You see what he’s doing? Do you catch this? He’s not talking about bare omniscience (God knows everything), or some bare kind of heartless, formless, personalityless omnipresence (God is everywhere). No, “Wherever I go, God is there as the personal God whose hand is upon me; whose hand holds me; whose hand covers me.” And then he even traces this all the way back in a beautiful poetic imagery in verse 13: “For Thou hast possessed my reins: Thou hast covered me in my mother’s womb.” It was in the darkness of that period before he was ever born He says, “Thy hand did cover me and envelop me. I was not only enveloped in my mother’s womb, but I was enveloped in the tender protecting hand of my God.”

Then he goes on to develop these thoughts until he says his head’s going to split. Verses 17-18: “How precious also are Thy thoughts unto me, O God! how great is the sum of them! If I should count them, they are more in number than the sand: when I awake, I am still with Thee.” Do you catch that strain of emphasis? Thy presence, Thy hand with Thee. What’s he saying? He’s saying, “O God, the thought that has just pervaded me and that I carry with me in every circumstance and situation is that all You are as that all-knowing, all-seeing, all-powerful, all-gracious God, you are to me right here.”
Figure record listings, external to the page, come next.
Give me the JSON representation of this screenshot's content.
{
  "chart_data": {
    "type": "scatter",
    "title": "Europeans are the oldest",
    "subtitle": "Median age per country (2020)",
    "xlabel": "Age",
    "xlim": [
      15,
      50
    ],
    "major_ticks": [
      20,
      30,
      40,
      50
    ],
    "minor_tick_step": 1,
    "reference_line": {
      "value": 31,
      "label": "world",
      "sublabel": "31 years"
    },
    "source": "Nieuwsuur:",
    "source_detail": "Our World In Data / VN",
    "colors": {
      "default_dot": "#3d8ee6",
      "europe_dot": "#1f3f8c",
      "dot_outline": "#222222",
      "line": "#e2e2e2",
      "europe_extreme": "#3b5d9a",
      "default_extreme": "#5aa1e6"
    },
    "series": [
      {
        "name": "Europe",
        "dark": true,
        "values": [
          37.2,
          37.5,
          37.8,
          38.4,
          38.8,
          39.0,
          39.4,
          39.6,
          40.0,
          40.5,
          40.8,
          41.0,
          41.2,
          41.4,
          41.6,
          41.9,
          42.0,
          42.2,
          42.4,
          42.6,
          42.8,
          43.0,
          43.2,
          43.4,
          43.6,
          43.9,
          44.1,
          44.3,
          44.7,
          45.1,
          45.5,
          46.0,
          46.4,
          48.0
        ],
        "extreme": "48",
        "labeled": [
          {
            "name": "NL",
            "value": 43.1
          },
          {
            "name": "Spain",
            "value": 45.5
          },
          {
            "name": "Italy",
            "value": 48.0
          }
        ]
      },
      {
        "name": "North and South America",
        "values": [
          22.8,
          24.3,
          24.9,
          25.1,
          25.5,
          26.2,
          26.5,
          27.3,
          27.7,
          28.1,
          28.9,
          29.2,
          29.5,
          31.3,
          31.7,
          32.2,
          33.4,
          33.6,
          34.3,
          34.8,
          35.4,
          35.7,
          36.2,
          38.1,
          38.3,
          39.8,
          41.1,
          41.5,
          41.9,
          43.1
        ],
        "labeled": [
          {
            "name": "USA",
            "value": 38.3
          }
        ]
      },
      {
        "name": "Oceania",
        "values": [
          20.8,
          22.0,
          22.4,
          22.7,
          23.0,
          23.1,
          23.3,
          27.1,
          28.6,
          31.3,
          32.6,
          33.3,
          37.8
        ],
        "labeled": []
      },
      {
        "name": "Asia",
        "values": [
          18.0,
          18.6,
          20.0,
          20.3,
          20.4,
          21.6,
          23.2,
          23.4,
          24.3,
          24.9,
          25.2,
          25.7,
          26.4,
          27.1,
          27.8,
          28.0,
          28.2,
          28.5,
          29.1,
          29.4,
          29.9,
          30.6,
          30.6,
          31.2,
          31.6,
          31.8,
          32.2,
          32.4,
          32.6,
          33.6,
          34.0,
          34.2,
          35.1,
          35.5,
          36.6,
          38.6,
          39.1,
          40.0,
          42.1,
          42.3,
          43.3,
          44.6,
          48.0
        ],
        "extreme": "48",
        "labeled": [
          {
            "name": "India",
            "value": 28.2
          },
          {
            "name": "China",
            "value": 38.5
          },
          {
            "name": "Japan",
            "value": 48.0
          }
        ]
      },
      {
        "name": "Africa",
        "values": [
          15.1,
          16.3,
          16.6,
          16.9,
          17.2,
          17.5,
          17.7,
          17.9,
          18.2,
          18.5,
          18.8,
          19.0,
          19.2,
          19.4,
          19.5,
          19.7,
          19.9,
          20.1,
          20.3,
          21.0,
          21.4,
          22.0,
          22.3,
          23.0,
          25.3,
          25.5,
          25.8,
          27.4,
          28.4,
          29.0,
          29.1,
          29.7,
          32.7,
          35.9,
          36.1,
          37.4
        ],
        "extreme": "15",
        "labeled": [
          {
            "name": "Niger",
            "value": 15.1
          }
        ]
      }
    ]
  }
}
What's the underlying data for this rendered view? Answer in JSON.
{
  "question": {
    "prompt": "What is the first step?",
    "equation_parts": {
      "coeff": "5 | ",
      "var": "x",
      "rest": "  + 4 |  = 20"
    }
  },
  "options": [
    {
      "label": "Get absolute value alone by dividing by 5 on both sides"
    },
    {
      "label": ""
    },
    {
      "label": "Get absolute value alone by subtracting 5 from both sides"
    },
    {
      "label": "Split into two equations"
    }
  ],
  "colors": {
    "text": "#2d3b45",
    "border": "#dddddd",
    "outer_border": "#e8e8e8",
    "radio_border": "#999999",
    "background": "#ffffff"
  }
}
Therefore, the fear of God to David comprised this great second element: a pervasive sense of the presence of God. And it’s this that will create that awe, that sense of wonder, that sense of reverence, so that the thought of disobeying such a God, the thought of grieving Him by walking contrary to His will is unthinkable to the man who walks in His fear. That’s why Scripture says, “The fear of the Lord is to depart from evil.” For if I’m living in the sense of the immediate presence of this great God, I will not dare to fly into the face of His holy commandments and laws. How often have we been tempted to do something–you children, maybe you were going to take some forbidden object, and just the presence of your sister or brother walking into the room–and suddenly you stopped what you were doing and started fiddling around like you never were going to do it.

If the presence of another creature who has no power to judge you for your action–the worst they can do is squeal on you, but they have no power to judge you–if their realized presence radically changes your moral and ethical conduct, what happens to the man who knows he’s always in the immediate presence, not just of one who can observe and squeal on him but the one before whom he is accountable for all that he does. Will that have any ethical and moral implications? I’ll say it has ethical and moral implications, and we’ll look at a couple of them in a little bit.